Larimer eventually left Denver for other pursuits; and Prospect Hill was claimed by an undertaker named Walley. A report claims he buried 626 persons by 1866; including "12 Hebrew and 67 Roman Catholics".
In 1872, the legal ownership of the cemetery was determined by the United States Congress to be the United States of America; by right of an 1860 treaty with the Arapaho. They offered to sell the land for $1.25 per acre. Denver’s Mayor Bates produced the money; and the city was legally in the cemetery business.
The present day Cheesman Park was the Protestant portion of the cemetery. After legally acquiring title, Mayor Bates sold forty acres in what is now the middle of Congress Park to the founder of Denver’s archdiocese, Father Machebeuf, in behalf of the Roman Catholic Church. Named Mount Calvary Cemetery, it was eventually sold back for the present Congress Park in 1950.
In 1875, the north twenty acres were sold to the Hebrew Burial Society. A portion was leased "forever" to the Denver Water Company for use as a reservoir site. The reservoirs remain, and the rest of the site was returned to Denver in 1910.
Just south of the Hebrew Cemetery, was Denver’s 1881 pest house. Here, Denver’s victims of small pox were quarantined and unattended until nearly 1900.
A small section was allotted to Denver’s early Chinese population; a sizable group living in an area called "Hop Alley", on the west of downtown Denver. They had been the early railroad crews. When the cemetery was abandoned, and disinterring became necessary, the Chinese community went about the task with much ceremony. Their remains were cleaned, packed in sawdust and shipped back to China.
The remaining south twenty acres was used as the city tree and shrub nursery until 1930; when a WPA project converted it to an addition for Congress Park.
By 1890, the cemetery was falling into disuse. As the town grew east, real estate developers determined a park would add more to property values than an unused cemetery. Senator Teller persuaded the United States Congress to allow the cemetery use be converted to a park. In recognition, Denver named it Congress Park.
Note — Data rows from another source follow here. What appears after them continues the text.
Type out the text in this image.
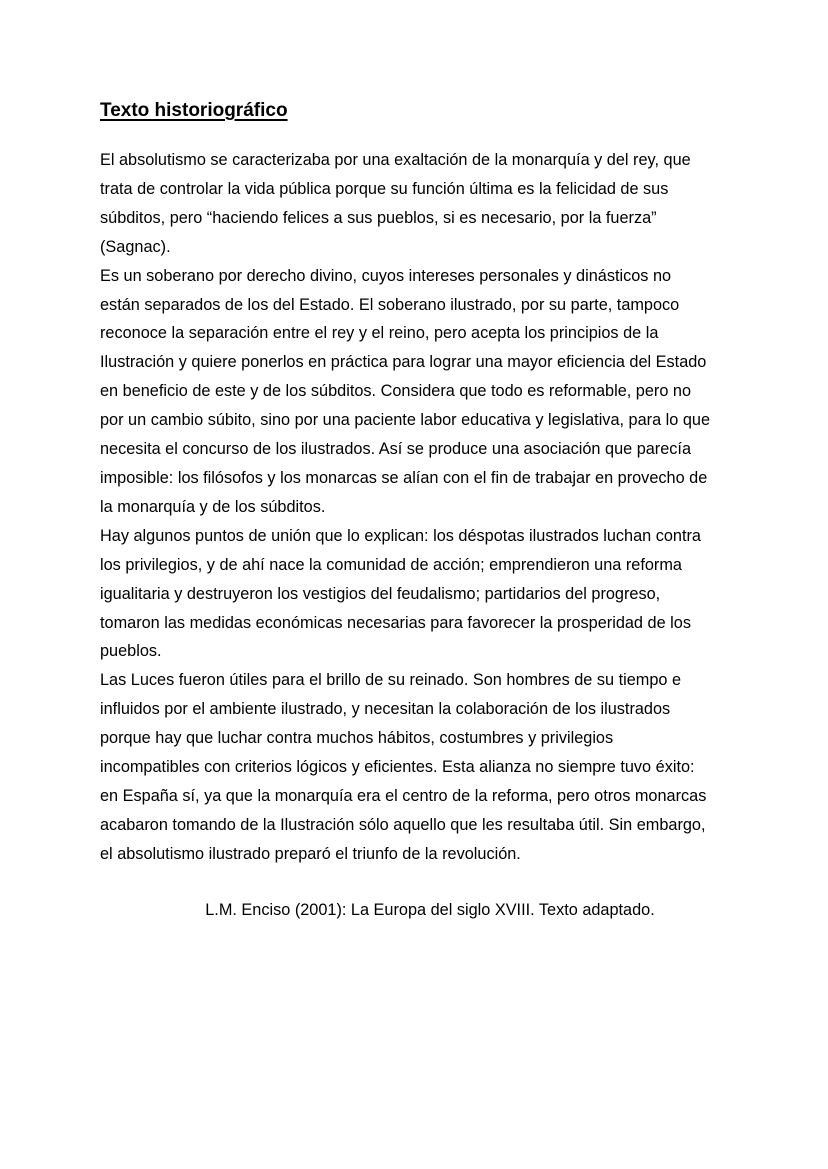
Texto historiográfico

El absolutismo se caracterizaba por una exaltación de la monarquía y del rey, que

trata de controlar la vida pública porque su función última es la felicidad de sus

súbditos, pero “haciendo felices a sus pueblos, si es necesario, por la fuerza”

(Sagnac).

Es un soberano por derecho divino, cuyos intereses personales y dinásticos no

están separados de los del Estado. El soberano ilustrado, por su parte, tampoco

reconoce la separación entre el rey y el reino, pero acepta los principios de la

Ilustración y quiere ponerlos en práctica para lograr una mayor eficiencia del Estado

en beneficio de este y de los súbditos. Considera que todo es reformable, pero no

por un cambio súbito, sino por una paciente labor educativa y legislativa, para lo que

necesita el concurso de los ilustrados. Así se produce una asociación que parecía

imposible: los filósofos y los monarcas se alían con el fin de trabajar en provecho de

la monarquía y de los súbditos.

Hay algunos puntos de unión que lo explican: los déspotas ilustrados luchan contra

los privilegios, y de ahí nace la comunidad de acción; emprendieron una reforma

igualitaria y destruyeron los vestigios del feudalismo; partidarios del progreso,

tomaron las medidas económicas necesarias para favorecer la prosperidad de los

pueblos.

Las Luces fueron útiles para el brillo de su reinado. Son hombres de su tiempo e

influidos por el ambiente ilustrado, y necesitan la colaboración de los ilustrados

porque hay que luchar contra muchos hábitos, costumbres y privilegios

incompatibles con criterios lógicos y eficientes. Esta alianza no siempre tuvo éxito:

en España sí, ya que la monarquía era el centro de la reforma, pero otros monarcas

acabaron tomando de la Ilustración sólo aquello que les resultaba útil. Sin embargo,

el absolutismo ilustrado preparó el triunfo de la revolución.

L.M. Enciso (2001): La Europa del siglo XVIII. Texto adaptado.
Families were asked to remove the remains of their departed to other cemeteries. For those unclaimed, a contract was given to a local undertaker named McGovern. He was paid $1.90 for each box he delivered to Riverside Cemetery. In the enterprising spirit of early Denver, he often found it necessary to use up to three boxes for each grave. The Denver Republican became upset at this practice; resulting in his contract being terminated. Although the work was not complete, the contract was never replaced.
In 1894, a three-board fence partially encircled the park site, and grading and leveling were underway. By 1898, German landscape architect and civil engineer Reinhard Scheutze completed the plan for what is now Cheesman Park. Eventually completed after his 1910 death, the completion fell to Denver’s landscape architect S.R. DeBoer. The plan essentially remains intact today; the only changes being to meet changing traffic patterns. It is an essential component of Denver’s Park and Parkways Historic Nomination.
In Scheutze’ plan were provisions for a pavilion. In 1909, Gladys Cheesman-Evans, and her mother, Mrs. Walter S Cheesman, donated a pavilion in memory of Mrs. Cheesman’s late husband; Denver pioneer and water baron, Walter Cheesman. The donation was conditional that the park’s name be changed from Congress to Cheesman.
Cheesman, the Congress Park of yesterday, is separated from today’s Congress Park by a residential community. The selling of this area by the city in the late 19th century prompted a City Council Ordinance which has prevented Denver from selling park land since.